Friday, December 5, 2014

Beyond the Reach of Any Greenhouse-Gas Agreement: Nature’s Contribution

With China and the U.S. coming to an agreement in 2014 on limiting their respective greenhouse-gas emissions, the Peru talks suddenly gained new momentum toward a deal on a global scale. To be sure, even the U.S.-China agreement would not kick in for years, if not decades, and a global agreement would not even take effect until 2020 at the earliest. This drawback may pale in comparison to one of nature’s own contributions to greenhouse-gas emissions, and nature itself cannot agree to voluntarily restrict its own output. Accordingly, we should not assume that a global agreement will save the day, rendering the planet still inhabitable for humans in the next century.

All across the Arctic, scientists have detected abnormally high concentrations of methane seeping out of the thawing permafrost. Along Siberia’s Yamal Peninsula in 2014, concentrations of the greenhouse gas 50,000 times higher than the atmospheric average were found to be rising from a 200 feet deep hole created when a large sheet of permafrost thawed and collapsed. In Canada’s western Arctic, three of many seeps found in the area have been found to be emitting as much greenhouse gases in a year as are emitted by 9,000 average-sized cars.[1]


Methane has ten times the greenhouse-effect as carbon.
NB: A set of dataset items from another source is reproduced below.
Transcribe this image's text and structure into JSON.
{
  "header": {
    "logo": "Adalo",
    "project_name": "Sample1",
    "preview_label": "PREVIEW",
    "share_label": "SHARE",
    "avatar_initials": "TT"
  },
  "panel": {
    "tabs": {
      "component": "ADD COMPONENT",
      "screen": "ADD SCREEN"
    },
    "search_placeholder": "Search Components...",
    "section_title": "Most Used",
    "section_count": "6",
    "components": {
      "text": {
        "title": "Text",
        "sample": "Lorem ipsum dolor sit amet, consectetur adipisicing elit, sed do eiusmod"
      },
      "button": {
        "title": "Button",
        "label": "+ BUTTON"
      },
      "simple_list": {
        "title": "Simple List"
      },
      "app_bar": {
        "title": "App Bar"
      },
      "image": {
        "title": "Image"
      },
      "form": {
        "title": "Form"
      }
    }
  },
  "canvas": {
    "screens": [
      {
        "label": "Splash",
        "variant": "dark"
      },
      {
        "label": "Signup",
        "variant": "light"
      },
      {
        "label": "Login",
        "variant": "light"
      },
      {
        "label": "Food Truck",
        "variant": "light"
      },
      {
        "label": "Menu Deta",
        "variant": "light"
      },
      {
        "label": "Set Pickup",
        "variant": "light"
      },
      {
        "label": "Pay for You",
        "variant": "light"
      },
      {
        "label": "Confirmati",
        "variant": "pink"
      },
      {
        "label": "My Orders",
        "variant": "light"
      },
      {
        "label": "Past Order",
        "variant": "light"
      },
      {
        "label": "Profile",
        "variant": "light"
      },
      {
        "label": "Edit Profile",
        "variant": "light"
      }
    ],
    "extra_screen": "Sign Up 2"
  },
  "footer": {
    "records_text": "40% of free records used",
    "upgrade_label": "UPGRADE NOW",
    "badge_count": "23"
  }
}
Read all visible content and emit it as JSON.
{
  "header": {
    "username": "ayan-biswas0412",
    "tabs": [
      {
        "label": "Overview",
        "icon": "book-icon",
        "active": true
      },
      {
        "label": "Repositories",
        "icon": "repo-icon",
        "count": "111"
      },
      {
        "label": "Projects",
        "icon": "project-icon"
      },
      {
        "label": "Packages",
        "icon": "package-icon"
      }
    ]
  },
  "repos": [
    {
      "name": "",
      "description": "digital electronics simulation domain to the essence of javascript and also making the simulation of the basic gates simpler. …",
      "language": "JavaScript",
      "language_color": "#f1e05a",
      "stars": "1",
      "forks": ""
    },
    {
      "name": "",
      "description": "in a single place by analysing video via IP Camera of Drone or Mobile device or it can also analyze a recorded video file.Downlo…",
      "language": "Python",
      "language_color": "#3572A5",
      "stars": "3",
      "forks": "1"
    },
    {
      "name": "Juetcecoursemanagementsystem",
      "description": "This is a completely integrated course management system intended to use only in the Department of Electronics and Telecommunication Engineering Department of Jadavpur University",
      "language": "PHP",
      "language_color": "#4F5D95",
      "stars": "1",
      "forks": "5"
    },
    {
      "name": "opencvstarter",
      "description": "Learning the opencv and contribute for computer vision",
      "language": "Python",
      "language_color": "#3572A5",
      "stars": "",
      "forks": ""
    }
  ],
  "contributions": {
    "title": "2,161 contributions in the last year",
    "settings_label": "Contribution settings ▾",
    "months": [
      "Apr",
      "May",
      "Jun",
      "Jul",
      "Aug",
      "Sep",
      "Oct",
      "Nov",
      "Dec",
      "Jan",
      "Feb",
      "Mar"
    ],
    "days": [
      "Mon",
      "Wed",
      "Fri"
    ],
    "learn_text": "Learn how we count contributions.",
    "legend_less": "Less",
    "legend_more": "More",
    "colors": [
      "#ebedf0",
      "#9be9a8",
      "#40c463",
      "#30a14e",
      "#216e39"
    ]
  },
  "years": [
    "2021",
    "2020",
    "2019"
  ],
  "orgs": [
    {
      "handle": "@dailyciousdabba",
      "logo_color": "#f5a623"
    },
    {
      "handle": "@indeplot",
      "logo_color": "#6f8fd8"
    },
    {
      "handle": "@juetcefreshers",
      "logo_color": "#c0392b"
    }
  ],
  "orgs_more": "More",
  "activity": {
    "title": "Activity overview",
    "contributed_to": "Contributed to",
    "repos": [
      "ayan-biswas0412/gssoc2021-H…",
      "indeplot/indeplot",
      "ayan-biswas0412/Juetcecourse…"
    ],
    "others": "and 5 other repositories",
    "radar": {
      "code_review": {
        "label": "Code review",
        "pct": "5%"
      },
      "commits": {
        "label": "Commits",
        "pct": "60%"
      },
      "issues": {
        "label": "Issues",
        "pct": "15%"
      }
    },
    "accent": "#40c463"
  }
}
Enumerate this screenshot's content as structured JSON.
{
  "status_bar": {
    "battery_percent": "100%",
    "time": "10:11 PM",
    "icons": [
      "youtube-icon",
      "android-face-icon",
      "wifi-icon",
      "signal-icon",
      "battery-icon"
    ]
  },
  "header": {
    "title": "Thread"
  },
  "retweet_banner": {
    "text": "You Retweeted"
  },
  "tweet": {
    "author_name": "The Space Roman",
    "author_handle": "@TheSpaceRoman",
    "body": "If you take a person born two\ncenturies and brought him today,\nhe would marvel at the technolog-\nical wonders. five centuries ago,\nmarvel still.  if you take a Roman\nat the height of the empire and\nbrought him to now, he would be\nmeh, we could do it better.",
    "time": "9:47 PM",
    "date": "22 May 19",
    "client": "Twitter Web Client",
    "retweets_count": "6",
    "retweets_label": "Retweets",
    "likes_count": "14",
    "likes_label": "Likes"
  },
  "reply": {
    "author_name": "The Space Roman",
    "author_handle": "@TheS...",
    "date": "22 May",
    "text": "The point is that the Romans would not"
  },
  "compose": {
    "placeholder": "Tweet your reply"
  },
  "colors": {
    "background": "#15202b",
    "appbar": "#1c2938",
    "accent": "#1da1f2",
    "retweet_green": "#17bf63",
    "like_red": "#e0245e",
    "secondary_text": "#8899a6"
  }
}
Nature’s contribution to global warming may thus turn out to dwarf the impact of any conceivable global agreement. The continuing thawing of the permafrost in the Northern hemisphere past 2014 is a certainty given the carbon and methane already in the atmosphere then and the fact that carbon emission targets in the U.S.-China agreement are merely to get back to earlier levels, such as that of 2005 in the case of the U.S.  In other words, we may have set in motion a chain-reaction beyond our reach that could result in atmospheric warming beyond 2 degrees Celsius—the tipping point, scientists tell us, beyond which life would become very unpleasant and even impossible for our species on Earth.

Friedrich Nietzsche, a European philosopher and classicist who wrote in the late nineteenth-century, uses the analogy of light coming from a star light-years away, showing an event that has already happened yet the knowledge of which has not yet reached Earth. In the analogy, we have caused the event ourselves and yet we do not know it yet.  Similarly, we may already have put in motion a chain reaction that will result in our own extinction as a species and yet the light carrying this news has not yet reached us. So we go on as if our governments’ paltry negotiations are somehow newsworthy, even potentially a game-changer. More generally, we put so much stock in the power of our own wills that we don’t stop to ask whether the true game-changer might just be dealt by Nature independent of our efforts at international relations. As a species, we may already have blood on our hands, and yet we, the culprits, do not see it.



[1] Edward Struzik, “The End and Beginning of the Arctic,” The Huffington Post, December 5, 2014.